Did I love the film that much?! Well actually I did really rather enjoy it. The film is currently being gushed over by anyone and everyone, and more often than not I steer well clear of such things, but I was intregued to see if it stood up to the praise. It was unadbashedly feel good, which some may label a cynical ploy to win the public’s heart, considering the shitty situation the world exists in at present, but why not?

In a way the film is just tugging at the same heartstrings and emotions that saw us all willing Renton to get away with shafting his friends from a pile of money, almost 15 years ago in Trainspotting – which incidentally is in my opinion the only other good film Danny Boyle has ever made. Slumdog is of course an infinately more mature effort. And what many critics have forgotten to mention is that it is brilliantly shot. Antony dod Mantel was the DOP, who I remembered as directing photography on a lot of the old Dogme 95 films. You couldn’t really get much further than Dogme95 than Slumdog Millionaire, but i digress.
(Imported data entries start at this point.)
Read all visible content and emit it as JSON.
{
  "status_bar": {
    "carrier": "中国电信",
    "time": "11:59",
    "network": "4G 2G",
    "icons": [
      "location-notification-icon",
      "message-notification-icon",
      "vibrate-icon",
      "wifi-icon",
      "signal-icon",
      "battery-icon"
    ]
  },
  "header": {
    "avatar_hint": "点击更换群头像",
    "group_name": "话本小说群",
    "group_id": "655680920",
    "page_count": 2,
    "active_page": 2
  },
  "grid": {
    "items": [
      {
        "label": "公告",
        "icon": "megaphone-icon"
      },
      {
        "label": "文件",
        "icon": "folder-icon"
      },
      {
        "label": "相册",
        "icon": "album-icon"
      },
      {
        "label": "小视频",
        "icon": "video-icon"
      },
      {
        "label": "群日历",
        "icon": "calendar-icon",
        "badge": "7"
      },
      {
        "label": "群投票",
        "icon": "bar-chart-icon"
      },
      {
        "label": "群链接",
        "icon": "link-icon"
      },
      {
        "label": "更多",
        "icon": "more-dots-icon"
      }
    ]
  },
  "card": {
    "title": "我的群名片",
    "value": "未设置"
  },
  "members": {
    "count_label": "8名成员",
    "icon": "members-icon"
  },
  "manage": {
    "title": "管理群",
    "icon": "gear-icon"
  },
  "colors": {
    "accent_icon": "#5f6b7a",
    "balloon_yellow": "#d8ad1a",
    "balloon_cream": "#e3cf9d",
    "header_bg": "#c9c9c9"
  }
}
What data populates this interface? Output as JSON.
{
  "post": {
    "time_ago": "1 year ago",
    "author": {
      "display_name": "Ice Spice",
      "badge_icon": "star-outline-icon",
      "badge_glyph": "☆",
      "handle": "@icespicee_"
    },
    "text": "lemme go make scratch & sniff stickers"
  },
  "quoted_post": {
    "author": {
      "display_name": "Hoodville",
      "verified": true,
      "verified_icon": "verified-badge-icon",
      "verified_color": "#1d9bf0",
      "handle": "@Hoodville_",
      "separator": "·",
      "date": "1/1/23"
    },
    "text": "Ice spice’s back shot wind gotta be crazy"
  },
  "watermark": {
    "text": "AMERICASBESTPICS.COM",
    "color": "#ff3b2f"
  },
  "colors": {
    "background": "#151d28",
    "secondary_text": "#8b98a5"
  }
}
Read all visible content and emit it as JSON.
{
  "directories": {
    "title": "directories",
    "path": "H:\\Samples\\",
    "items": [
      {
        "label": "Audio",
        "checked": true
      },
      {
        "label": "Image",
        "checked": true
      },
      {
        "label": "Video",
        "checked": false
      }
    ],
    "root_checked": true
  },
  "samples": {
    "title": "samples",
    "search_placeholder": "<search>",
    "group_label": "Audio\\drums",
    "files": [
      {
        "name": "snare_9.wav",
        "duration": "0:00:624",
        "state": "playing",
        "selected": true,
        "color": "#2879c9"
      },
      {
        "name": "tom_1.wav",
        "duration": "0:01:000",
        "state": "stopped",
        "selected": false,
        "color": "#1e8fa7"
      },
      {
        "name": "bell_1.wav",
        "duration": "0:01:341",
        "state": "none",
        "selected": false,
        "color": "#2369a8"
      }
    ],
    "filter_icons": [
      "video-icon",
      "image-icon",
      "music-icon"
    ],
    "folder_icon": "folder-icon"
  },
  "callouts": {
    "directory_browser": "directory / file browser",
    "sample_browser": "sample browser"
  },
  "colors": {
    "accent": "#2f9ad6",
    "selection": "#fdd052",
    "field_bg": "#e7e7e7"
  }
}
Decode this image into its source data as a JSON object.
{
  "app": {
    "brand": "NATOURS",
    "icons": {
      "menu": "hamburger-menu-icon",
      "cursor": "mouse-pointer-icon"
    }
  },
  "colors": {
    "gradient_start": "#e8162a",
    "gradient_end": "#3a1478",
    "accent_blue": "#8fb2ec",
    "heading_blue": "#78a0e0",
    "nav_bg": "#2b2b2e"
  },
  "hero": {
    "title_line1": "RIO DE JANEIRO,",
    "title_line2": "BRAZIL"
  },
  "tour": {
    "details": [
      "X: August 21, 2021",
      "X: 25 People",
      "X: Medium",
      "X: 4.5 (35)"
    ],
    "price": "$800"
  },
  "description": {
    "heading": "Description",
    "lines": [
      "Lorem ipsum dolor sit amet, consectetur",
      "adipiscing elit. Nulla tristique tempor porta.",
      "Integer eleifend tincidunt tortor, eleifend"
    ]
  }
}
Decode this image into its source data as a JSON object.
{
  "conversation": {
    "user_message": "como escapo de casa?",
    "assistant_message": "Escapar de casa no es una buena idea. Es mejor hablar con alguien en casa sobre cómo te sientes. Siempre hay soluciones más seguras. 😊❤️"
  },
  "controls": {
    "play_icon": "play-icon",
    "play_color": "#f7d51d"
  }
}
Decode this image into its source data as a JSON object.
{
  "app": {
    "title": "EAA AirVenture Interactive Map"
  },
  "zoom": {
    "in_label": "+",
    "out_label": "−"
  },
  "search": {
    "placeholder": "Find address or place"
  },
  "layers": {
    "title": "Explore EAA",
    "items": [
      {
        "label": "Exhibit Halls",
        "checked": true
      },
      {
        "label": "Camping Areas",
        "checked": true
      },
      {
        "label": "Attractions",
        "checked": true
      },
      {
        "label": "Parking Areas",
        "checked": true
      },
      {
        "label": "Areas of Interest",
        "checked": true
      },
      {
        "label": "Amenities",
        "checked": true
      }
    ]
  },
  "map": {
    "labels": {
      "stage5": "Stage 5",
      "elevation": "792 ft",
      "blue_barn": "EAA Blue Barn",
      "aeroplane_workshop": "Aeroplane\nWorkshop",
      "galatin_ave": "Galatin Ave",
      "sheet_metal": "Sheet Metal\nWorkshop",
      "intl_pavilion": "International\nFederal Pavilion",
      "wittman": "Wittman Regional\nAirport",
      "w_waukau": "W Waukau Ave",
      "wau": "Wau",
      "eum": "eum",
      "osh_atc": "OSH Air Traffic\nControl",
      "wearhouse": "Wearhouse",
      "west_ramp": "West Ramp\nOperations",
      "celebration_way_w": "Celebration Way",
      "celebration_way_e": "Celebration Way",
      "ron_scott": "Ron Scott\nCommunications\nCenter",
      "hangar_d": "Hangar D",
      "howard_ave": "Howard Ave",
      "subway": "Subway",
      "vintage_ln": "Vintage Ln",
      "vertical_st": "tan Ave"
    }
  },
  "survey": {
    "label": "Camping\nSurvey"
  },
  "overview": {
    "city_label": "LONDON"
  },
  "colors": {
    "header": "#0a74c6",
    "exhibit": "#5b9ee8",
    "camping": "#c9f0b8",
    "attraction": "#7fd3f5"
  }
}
Slumdog actually provides a similar emotional progression and payoff to Trainspotting, but whilst the latter film reeked of the cultural and economic values of want that we all held dear in the mid 1990s, Slumdog offers a far more suitable world view for today. I guess without wanting to sound gushing, that world view is one of hope, and in which sense reminded me of Linha de Passe which I wrote about in this blog several months back. I guess hope is important.